A jury in Los Angeles has convicted a woman for accessing information on a website in violation of its terms of service. She was convicted of three misdemeanor charges, reduced by the jury from felonies. The woman convicted, Lori Drew, was charged because she created a MySpace account and used it to convince her daughter’s nemesis, Megan Meier, that a made up boy liked her. When Drew sent Megan a message that said, “The world would be a better place without you,” Megan hung herself.

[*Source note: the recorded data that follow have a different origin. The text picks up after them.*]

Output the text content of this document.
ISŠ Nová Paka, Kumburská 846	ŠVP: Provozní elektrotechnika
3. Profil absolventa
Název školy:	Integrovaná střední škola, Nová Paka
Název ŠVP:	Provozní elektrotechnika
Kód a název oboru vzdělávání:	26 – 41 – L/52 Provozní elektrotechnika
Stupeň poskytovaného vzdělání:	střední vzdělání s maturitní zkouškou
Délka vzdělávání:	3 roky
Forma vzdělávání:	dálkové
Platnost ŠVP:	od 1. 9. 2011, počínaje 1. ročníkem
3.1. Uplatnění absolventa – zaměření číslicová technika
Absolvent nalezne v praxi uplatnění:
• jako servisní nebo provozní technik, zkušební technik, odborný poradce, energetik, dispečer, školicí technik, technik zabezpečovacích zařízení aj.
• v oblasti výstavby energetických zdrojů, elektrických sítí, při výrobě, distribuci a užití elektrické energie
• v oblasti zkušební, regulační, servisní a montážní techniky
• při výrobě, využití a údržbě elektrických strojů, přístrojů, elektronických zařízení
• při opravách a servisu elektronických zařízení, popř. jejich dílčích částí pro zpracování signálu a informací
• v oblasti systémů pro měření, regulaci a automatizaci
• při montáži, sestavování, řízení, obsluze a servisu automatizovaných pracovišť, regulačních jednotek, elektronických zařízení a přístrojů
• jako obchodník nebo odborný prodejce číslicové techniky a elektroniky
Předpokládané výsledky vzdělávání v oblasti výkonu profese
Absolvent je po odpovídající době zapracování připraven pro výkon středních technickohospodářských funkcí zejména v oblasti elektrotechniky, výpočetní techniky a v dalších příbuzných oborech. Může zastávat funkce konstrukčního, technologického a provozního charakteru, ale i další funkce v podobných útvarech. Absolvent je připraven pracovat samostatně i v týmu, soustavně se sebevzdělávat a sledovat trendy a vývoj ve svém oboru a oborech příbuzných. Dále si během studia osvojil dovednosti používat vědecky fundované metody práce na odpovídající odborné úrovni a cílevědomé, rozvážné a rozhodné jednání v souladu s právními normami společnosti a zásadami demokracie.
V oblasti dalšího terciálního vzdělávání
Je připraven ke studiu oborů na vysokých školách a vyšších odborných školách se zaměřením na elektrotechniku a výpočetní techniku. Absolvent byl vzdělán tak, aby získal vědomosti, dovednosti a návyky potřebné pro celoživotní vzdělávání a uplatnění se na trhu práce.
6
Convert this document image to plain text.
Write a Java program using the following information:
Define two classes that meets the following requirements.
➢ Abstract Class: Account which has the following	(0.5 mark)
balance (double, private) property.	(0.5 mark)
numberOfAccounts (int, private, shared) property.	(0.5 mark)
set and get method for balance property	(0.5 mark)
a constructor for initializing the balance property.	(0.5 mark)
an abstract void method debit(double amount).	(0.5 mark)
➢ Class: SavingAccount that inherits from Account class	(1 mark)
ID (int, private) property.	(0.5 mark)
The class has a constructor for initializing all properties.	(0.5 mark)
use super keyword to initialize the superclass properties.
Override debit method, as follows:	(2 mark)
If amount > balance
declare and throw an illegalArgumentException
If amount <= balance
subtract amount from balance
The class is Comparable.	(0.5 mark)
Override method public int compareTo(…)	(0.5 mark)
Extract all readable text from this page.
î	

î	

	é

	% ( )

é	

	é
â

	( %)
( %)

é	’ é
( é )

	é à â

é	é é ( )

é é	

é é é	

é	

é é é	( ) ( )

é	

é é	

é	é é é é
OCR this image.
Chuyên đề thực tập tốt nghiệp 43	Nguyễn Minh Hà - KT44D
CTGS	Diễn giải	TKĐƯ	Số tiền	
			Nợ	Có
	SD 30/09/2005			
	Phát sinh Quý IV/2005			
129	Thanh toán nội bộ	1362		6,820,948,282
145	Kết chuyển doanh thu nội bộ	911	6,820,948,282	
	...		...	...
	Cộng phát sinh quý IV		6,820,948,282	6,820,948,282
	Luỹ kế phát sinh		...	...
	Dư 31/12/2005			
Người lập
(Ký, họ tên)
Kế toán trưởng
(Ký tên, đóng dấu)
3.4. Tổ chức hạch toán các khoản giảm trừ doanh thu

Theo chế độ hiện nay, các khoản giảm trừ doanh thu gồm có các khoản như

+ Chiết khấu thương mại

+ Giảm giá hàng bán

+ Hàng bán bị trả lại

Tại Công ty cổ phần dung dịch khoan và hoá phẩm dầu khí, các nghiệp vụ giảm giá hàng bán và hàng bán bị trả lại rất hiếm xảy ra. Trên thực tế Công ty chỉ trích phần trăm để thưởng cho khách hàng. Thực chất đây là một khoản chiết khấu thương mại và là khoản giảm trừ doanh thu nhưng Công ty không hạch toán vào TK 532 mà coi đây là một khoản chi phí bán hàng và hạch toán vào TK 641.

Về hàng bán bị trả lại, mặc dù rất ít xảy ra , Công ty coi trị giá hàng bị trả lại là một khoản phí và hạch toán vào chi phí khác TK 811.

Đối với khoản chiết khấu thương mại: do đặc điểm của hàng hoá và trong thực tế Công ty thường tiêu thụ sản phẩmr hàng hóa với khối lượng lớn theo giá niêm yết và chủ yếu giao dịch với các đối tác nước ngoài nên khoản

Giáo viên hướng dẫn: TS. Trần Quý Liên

Other than the substantial “ick” factor of the whole sordid affair, the prosecution claims Drew “violated federal laws that prohibit gaining access to a computer without authorization.” I’m not convinced that this actually is applicable to what happened here. The whole thing underlines the fact that technologies have been moving faster than the laws that should govern them. What Drew did is certainly wrong, in a moral sense, but I don’t know that it violates any specific law, let alone the one she was charged with:
Legal and computer fraud experts said the application of the federal Computer Fraud and Abuse Act, passed in 1986 and amended several times, appeared to be expanding with technology and the growth of social networking on the Internet. More typically, prosecutions under the act have involved people who hack into computer systems.
I’m not a lawyer, and Drew’s defense would seem to rest on a kind of backseat, “I’m not touching you,” finger a centimeter away kind of argument. Instead of trying to shoehorn people into violating laws that don’t really apply, we need to work on sensible laws for crimes as they arise. Besides, I can’t imagine that the Drew family’s trips to the supermarket are a whole lot of fun just at the moment. The whole thing just leaves a bad taste in my mouth, both of prosecutorial overreach and grandstanding, and of … well, I don’t know exactly what you’d call what Lori Drew did. “Shameful” and “disturbing” don’t quite do it justice.

1 comment:

Anonymous said...

As an expert on unauthorized access, I'd recommend Orin Kerr's posts on the Volokh Conspiracy about the gross prosecutorial misconduct in this case.